NatWest Group has posted a sharp 18% rise in first-half profits, defying market expectations and underlining its strong position in a challenging economic climate. The bank reported pre-tax profits of £3.6 billion for the six months ending 30 June 2025, beating the forecast of around £3.46 billion from industry analysts.
The lender’s performance was bolstered by higher interest income, a growing loan book, and its recent acquisition of Sainsbury’s Bank assets. Net interest income surged by 15% to £4.543 billion, driven by favourable deposit margins and an improved balance sheet position.
Surging Profits and Improved Returns
Attributable profit for the period came in at approximately £2.5 billion. Earnings per share rose 28% to 30.9p, while return on tangible equity – a key metric of profitability – hit 18.1%.
In a sign of confidence, the bank announced a 9.5p interim dividend along with a fresh £750 million share buyback programme.
NatWest’s strong H1 2025 results deliver a sharp 18 per cent rise in pre-tax profits to £3.6 billion, exceeding analyst forecasts, while earnings per share rose 28 per cent to 30.9p. The bank upgraded its full‑year guidance and unveiled a £750 million share buyback alongside a 9.5p interim dividend.
Group income climbed to £6.36 billion – a rise of nearly £500 million year-on-year. This came despite a 5% decline in non-interest income, which slipped to £1.817 billion, largely due to lower economic hedging gains and reduced property-related revenues.
Operating expenses remained stable at £3.449 billion, allowing NatWest to cut its cost-to-income ratio from 59.0% last year to 54.2%. However, impairments increased to £351 million, reflecting one-off charges linked to the Sainsbury’s Bank acquisition and adjustments in its commercial lending portfolio.
Performance Across Divisions
NatWest’s Retail Banking division performed strongly, with operating profit rising to £1.251 billion. Net interest income surged on the back of margin improvements and the inclusion of Sainsbury’s Bank customers.
The group also continues to see growing demand across its personal savings products, with more customers exploring options for the Best NatWest Savings Account amid shifting interest rates.
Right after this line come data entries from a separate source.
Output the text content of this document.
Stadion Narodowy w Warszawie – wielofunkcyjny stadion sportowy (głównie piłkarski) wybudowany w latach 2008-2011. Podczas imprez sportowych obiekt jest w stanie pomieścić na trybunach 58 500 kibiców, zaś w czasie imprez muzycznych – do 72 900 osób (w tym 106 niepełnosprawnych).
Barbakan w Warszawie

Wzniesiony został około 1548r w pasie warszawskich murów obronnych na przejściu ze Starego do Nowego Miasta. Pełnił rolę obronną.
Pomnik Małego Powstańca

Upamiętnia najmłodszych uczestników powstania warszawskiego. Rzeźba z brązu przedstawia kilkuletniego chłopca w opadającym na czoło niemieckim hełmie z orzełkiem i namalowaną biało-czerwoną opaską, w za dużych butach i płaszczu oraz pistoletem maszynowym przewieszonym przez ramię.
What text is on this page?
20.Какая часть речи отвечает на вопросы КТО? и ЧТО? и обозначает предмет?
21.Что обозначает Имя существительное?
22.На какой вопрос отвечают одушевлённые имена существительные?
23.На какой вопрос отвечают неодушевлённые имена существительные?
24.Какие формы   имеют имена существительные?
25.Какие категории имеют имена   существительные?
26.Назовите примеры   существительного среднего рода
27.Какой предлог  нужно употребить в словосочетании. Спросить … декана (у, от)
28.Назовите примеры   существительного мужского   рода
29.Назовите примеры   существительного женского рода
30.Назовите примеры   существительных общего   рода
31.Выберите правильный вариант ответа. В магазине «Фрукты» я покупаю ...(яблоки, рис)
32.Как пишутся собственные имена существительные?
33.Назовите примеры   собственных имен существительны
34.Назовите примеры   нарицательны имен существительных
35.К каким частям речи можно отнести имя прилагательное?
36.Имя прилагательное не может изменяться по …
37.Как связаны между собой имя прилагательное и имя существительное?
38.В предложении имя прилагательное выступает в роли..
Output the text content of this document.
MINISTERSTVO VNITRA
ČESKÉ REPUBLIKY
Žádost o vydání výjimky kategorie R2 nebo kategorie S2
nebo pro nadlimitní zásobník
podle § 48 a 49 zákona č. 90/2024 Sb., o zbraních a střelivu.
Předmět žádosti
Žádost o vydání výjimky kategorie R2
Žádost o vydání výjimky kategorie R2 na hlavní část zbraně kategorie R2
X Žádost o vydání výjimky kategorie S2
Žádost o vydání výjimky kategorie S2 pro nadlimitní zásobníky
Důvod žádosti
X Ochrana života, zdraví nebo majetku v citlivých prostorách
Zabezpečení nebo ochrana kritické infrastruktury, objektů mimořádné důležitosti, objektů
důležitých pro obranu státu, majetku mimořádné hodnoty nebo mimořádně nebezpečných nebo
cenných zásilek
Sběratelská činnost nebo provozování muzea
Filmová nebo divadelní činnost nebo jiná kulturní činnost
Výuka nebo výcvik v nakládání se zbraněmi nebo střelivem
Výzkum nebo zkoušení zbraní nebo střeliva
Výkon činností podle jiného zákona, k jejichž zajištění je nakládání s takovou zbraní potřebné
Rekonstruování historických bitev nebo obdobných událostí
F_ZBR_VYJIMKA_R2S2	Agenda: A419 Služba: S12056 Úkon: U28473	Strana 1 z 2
The Commercial and Institutional arm also fared well, delivering £1.205 billion in profit. This was supported by lending growth and solid deposit margins, though non-interest income was weaker.
Meanwhile, Private Banking and Wealth Management saw operating profits increase to £201 million, up from £139 million a year earlier, helped by higher assets under management and improved customer margins.
The bank’s lending portfolio expanded by £11.6 billion, with £2.2 billion of that attributed to the Sainsbury’s Bank acquisition. Customer deposits grew by £4.5 billion over the period, bringing the total to £319.9 billion. This maintained a healthy loan-to-deposit ratio of 97%.
NatWest’s Common Equity Tier 1 (CET1) capital ratio remained strong at around 13.6%, while tangible net asset value per share rose to 351p.
Upgraded Forecast and Market Confidence
Following the results, NatWest raised its guidance for the full year. It now expects a return on tangible equity above 16.5% and group income (excluding one-off items) to exceed £16 billion for 2025.
“We have today upgraded our income and returns guidance for 2025, as well as announcing a 9.5p interim dividend and a £750 million share buyback,” the group confirmed.
These results mark NatWest’s first major financial update since the UK government completed the sale of its remaining stake in the bank earlier this year, bringing an end to the state ownership that followed the 2008 financial crisis.
The bank’s continued investment in digital services, coupled with tighter risk controls and a more focused strategy, appears to be paying off. However, with competition heating up in the retail and commercial banking space, NatWest will need to keep a steady hand to maintain its momentum.
Still, its strong capital position, growing customer base and upgraded profit outlook give investors and analysts plenty to be optimistic about.